Kay came at the problem from the opposite direction of most players I know. Jacks or Better is old granddad of video poker, the basic game on which others are built. It has the easiest strategy, and I’ve long recommended learning 9-6 Jacks or Better first to get a solid base.
But Kay learned 9-6 Double Double Bonus first, with its slightly more complicated strategy.
To cut to the answer first, playing optimal strategy at 9-6 Jacks or Better yields an average 99.54-percent return. Playing 9-6 DDB strategy on 9-6 JB trims that average return to 98.51 percent, so you lose 1 percent of your expected average.
Playing the wrong strategy works better in the opposite direction. Optimal strategy on 9-6 DDB yields a 98.98-percent average. Using 9-6 JB strategy the average return is 98.61 percent, so you lose just over a third of a percent of your payback.
Either way, playing the wrong-game strategy misses some fine points. In a comparison between Double Double Bonus and Jacks or Better, the big differences are in the returns on four of a kind and on two pairs.
In Jacks or Better, all four of a kinds pay 25-for-1, or 125 for a five-coin bet. In DDB, the five-coin returns are 250 on four 5s through Kings, 400 on four 2s, 3s or 4s, 800 on four 2s, 3s or 4s an Ace, 2, 3 or 4 kicker, 800 on four Aces, and 2,000 on four Aces with a 2, 3 or 4.
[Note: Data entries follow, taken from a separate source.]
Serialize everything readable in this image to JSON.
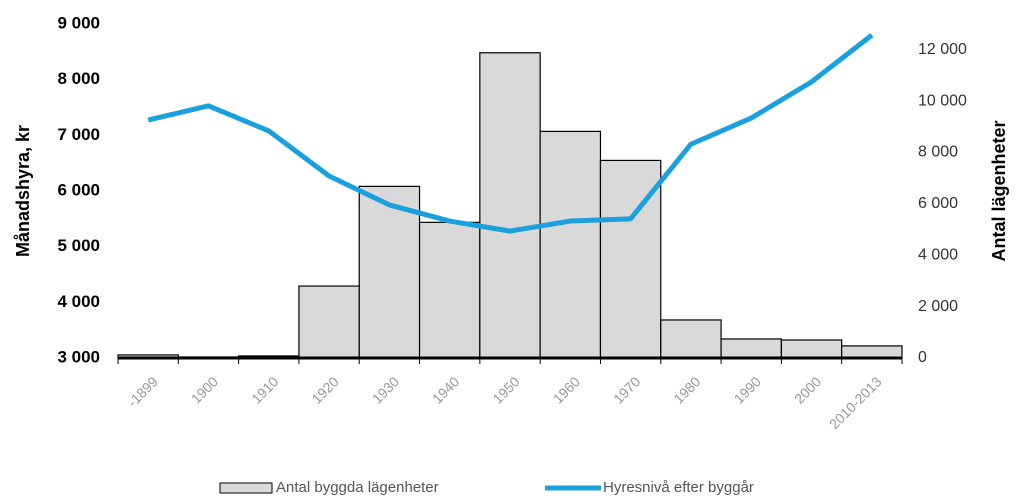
{
  "chart_data": {
    "type": "bar",
    "y_label": "Månadshyra, kr",
    "y2_label": "Antal lägenheter",
    "categories": [
      "-1899",
      "1900",
      "1910",
      "1920",
      "1930",
      "1940",
      "1950",
      "1960",
      "1970",
      "1980",
      "1990",
      "2000",
      "2010-2013"
    ],
    "series": [
      {
        "name": "Antal byggda lägenheter",
        "type": "bar",
        "axis": "y2",
        "color": "#d9d9d9",
        "values": [
          120,
          40,
          80,
          2800,
          6680,
          5280,
          11880,
          8820,
          7690,
          1480,
          740,
          700,
          470
        ]
      },
      {
        "name": "Hyresnivå efter byggår",
        "type": "line",
        "color": "#1aa0dc",
        "values": [
          7275,
          7530,
          7080,
          6270,
          5750,
          5460,
          5280,
          5460,
          5500,
          6840,
          7310,
          7960,
          8800
        ]
      }
    ],
    "ylim": [
      3000,
      9000
    ],
    "yticks": [
      {
        "value": 3000,
        "label": "3 000"
      },
      {
        "value": 4000,
        "label": "4 000"
      },
      {
        "value": 5000,
        "label": "5 000"
      },
      {
        "value": 6000,
        "label": "6 000"
      },
      {
        "value": 7000,
        "label": "7 000"
      },
      {
        "value": 8000,
        "label": "8 000"
      },
      {
        "value": 9000,
        "label": "9 000"
      }
    ],
    "y2lim": [
      0,
      13000
    ],
    "y2ticks": [
      0,
      {
        "value": 2000,
        "label": "2 000"
      },
      {
        "value": 4000,
        "label": "4 000"
      },
      {
        "value": 6000,
        "label": "6 000"
      },
      {
        "value": 8000,
        "label": "8 000"
      },
      {
        "value": 10000,
        "label": "10 000"
      },
      {
        "value": 12000,
        "label": "12 000"
      }
    ]
  }
}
The other big difference is that two pairs pay 2-for-1 in Jacks or Better, but just get your money back at 1-for-1 in DDB.
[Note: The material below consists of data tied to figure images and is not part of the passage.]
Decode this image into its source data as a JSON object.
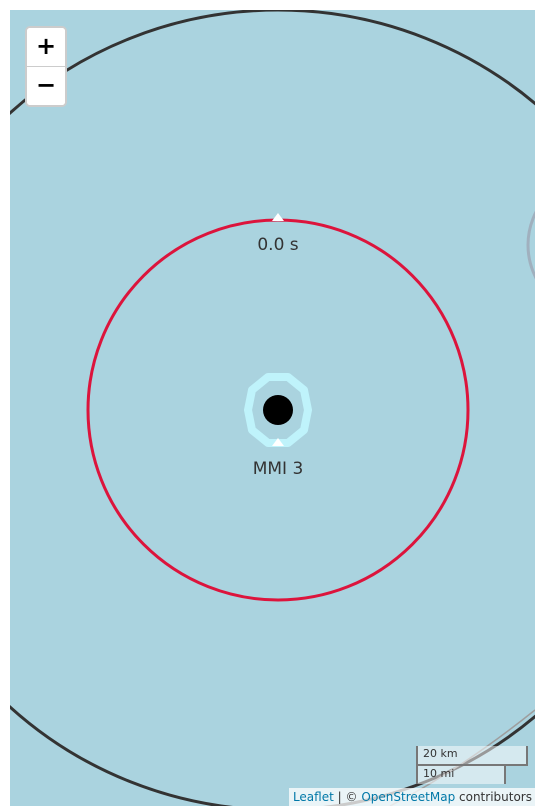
{
  "map": {
    "background_color": "#aad3df",
    "wave_time_label": "0.0 s",
    "intensity_label": "MMI 3",
    "circles": {
      "outer_ring_color": "#333333",
      "s_wave_ring_color": "#dc143c",
      "intensity_halo_color": "#bff3fb",
      "epicenter_color": "#000000",
      "neighbor_ring_color": "#9ea8b5"
    }
  },
  "zoom": {
    "zoom_in_label": "+",
    "zoom_out_label": "−"
  },
  "scale": {
    "metric_label": "20 km",
    "imperial_label": "10 mi"
  },
  "attribution": {
    "leaflet_label": "Leaflet",
    "separator": "|",
    "copyright_symbol": "©",
    "osm_label": "OpenStreetMap",
    "contributors_label": "contributors"
  }
}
The higher returns on four Kings or lower are great when you get them, but aren’t strategy drivers. Aces are another matter. That 2,000-coin jackpot is worth chasing.
The lower two-pair payoff drives some strategy differences, too. We draw to four-card inside straights in DDB where we’d make complete redraws in JB in part because the chance of drawing two pairs is more valuable in JB than in DDB.
Both the Aces difference and the two-pair divide come into play when two pairs include two Aces. Dealt Ace-Ace-6-6-9 in 9-6 Jacks or Better, holding both pairs and discarding the 9 guarantees at least a 10-coin return for a five-coin bet and yields an average of 12.98 coins.
But in 9-6 DDB, holding both pairs guarantees only a five-coin payback and the average is only 8.40 coins. Holding just the Aces and discarding 6-6-9 raises the average return to 9.65 coins per five wagered. So we make the opposite of the optimal JB play.
Those aren’t the only strategy differences. A full comparison is a topic for a longer column. But you can see the fine points make a difference. In Kay’s case, it meant the difference between 99.65 and 98.61 as the average payback on 9-6 Jacks or Better.